In 2007, Christian authors David Kinnaman and Gabe Lyons wrote a book called unChristian: What a New Generation Really Thinks About Christianity… and Why It Matters. The book summarizes the results of extensive research by the Barna Group in which they asked young people, ages 16-29, what they thought of when they heard the term “Christian.” The results are both enlightening and disheartening.
If the results accurately reflect the American population, then more than nine out of ten young people think of Christians as “antihomosexual.” Nearly 90% believe Christians are “judgmental” and “hypocritical.” Three quarters perceive Christians to be “old-fashioned,” “too political,” and “out of touch with reality.” And seven out of ten think of Christians as “insensitive to others” and “boring.”

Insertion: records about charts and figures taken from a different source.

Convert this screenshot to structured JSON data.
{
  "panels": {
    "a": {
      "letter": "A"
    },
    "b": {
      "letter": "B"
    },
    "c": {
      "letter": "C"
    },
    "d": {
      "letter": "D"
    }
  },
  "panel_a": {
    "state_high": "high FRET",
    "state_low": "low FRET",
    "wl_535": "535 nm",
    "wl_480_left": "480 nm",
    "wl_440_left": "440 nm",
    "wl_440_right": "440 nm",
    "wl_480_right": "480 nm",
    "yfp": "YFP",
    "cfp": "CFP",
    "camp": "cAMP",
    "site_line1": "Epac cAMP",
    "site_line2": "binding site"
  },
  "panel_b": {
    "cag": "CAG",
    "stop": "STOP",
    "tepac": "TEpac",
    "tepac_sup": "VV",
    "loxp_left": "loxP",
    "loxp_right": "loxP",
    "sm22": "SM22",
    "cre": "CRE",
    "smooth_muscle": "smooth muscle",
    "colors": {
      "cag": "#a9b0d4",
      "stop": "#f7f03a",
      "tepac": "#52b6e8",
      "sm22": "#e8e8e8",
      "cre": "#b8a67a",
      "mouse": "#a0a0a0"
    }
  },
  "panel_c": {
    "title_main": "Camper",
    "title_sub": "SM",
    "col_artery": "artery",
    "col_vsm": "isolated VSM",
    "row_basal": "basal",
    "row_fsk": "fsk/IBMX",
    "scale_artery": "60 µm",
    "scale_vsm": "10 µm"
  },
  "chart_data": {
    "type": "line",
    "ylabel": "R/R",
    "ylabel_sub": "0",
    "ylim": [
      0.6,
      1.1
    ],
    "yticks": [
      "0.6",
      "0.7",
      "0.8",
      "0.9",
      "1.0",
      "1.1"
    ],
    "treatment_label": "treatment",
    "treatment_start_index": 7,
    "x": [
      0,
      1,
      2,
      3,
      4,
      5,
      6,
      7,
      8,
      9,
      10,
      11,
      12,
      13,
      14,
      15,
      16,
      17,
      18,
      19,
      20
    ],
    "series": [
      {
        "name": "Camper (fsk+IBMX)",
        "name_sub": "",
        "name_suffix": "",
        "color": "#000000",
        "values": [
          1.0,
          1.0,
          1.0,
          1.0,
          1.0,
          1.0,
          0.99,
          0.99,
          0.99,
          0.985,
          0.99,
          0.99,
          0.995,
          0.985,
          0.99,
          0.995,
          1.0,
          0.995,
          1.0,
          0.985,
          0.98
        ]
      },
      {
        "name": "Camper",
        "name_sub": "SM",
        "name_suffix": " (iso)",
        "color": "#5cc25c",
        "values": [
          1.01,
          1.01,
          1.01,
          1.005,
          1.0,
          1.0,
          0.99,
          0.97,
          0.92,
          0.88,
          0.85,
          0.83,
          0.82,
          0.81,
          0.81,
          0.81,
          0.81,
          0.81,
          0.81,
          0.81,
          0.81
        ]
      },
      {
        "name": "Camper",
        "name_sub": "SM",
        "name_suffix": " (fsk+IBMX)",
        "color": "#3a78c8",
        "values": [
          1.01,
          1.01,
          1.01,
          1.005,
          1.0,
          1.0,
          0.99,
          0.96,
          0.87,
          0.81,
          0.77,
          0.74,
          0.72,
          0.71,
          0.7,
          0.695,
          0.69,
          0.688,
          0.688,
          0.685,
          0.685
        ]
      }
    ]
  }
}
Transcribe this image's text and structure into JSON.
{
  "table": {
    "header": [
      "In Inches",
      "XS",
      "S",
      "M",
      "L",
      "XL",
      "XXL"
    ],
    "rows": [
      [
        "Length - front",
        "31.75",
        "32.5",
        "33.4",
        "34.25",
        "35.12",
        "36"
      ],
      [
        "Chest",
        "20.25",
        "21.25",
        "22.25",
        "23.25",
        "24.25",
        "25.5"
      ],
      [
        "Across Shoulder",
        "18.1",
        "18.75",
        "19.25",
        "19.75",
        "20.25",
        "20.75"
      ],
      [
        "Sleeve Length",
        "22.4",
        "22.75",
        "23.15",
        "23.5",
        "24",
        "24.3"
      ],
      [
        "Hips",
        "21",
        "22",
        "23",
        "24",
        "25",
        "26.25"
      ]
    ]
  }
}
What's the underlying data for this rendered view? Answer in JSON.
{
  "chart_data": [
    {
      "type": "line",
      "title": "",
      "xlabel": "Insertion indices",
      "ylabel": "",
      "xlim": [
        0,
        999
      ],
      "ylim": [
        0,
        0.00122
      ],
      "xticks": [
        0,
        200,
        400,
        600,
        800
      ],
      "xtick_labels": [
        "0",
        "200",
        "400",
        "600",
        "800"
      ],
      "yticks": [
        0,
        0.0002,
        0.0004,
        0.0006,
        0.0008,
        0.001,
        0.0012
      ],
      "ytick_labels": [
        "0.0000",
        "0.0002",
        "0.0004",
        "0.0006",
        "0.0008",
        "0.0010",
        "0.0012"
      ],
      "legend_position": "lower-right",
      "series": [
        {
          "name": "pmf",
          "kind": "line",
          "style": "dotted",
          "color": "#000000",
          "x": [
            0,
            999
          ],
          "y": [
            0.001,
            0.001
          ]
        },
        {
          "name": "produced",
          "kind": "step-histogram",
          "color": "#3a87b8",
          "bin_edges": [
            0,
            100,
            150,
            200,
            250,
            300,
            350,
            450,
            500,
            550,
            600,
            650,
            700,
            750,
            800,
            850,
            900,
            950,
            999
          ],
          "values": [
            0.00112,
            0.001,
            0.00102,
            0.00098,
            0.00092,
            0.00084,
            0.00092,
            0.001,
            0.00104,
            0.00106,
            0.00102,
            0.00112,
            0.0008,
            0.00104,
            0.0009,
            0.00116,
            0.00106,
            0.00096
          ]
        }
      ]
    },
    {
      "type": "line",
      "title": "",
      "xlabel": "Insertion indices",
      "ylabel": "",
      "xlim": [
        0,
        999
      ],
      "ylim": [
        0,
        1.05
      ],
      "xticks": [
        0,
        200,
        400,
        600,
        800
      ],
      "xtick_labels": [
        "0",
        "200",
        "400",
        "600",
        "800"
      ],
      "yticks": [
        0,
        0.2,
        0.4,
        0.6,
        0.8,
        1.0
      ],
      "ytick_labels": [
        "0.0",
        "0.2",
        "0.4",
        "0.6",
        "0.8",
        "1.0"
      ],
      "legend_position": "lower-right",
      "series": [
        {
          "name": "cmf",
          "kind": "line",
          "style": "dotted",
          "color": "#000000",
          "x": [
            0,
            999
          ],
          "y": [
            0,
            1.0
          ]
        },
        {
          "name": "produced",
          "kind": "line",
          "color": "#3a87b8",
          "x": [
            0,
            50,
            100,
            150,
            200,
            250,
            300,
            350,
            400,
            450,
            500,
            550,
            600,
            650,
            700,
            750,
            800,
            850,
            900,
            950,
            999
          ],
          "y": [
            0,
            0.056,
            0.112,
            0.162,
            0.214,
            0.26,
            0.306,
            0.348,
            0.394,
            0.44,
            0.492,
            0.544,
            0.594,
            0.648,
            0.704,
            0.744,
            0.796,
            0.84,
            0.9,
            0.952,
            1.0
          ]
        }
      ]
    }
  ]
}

The New Testament is clear that, when Christians pattern their lives after their King, they will cut across the grain of the prevailing culture, and they can expect some antagonism and hostility as a result. That may account for some of the responses to the Barna survey. I suspect, however, that much of the negative reaction toward Christians results from the church’s failure to fulfill its purpose, and not from its relentless pursuit of the Kingdom.
The good news is that God has provided the church with two resources which, if they are properly utilized, can keep the church on course and help to avoid the collateral damage and declining influence which result from institutional short-sightedness: the Holy Spirit and godly leadership. The bad news is that the Spirit of God most often works through leaders and only rarely in spite of them. Thus the key to spiritual reformation in the church lies mainly with its leadership.
For forty years I have been pointing out the foibles and failures of the Christian church in a well-intentioned effort to encourage more consistency and greater faithfulness in pursuit of God’s purpose for the church—to be the agent of the Kingdom of God in the world. I have not been very effective. The reason, I now believe, is that my energies and perceptions were misdirected. I should have focused less on the church’s membership and more on her leadership.
No group of the Lord’s people will ever achieve a level of spiritual maturity and devotion to Christ which exceeds that of its leadership. If the church has failed to own and realize its godly purpose, that is fundamentally a failure of its leadership. If the church is in need of reformation, that renewal and reform needs to begin in the lives and ministries of its leaders.
I had been planning, for some time, to address this important theme in my blog posts. My former student’s probing and insightful questions simply nudged me in that direction and forced me to develop my thoughts a bit sooner that I had expected. Now I’m on this path. I think it will be interesting, and I hope it will be helpful, to see where it leads.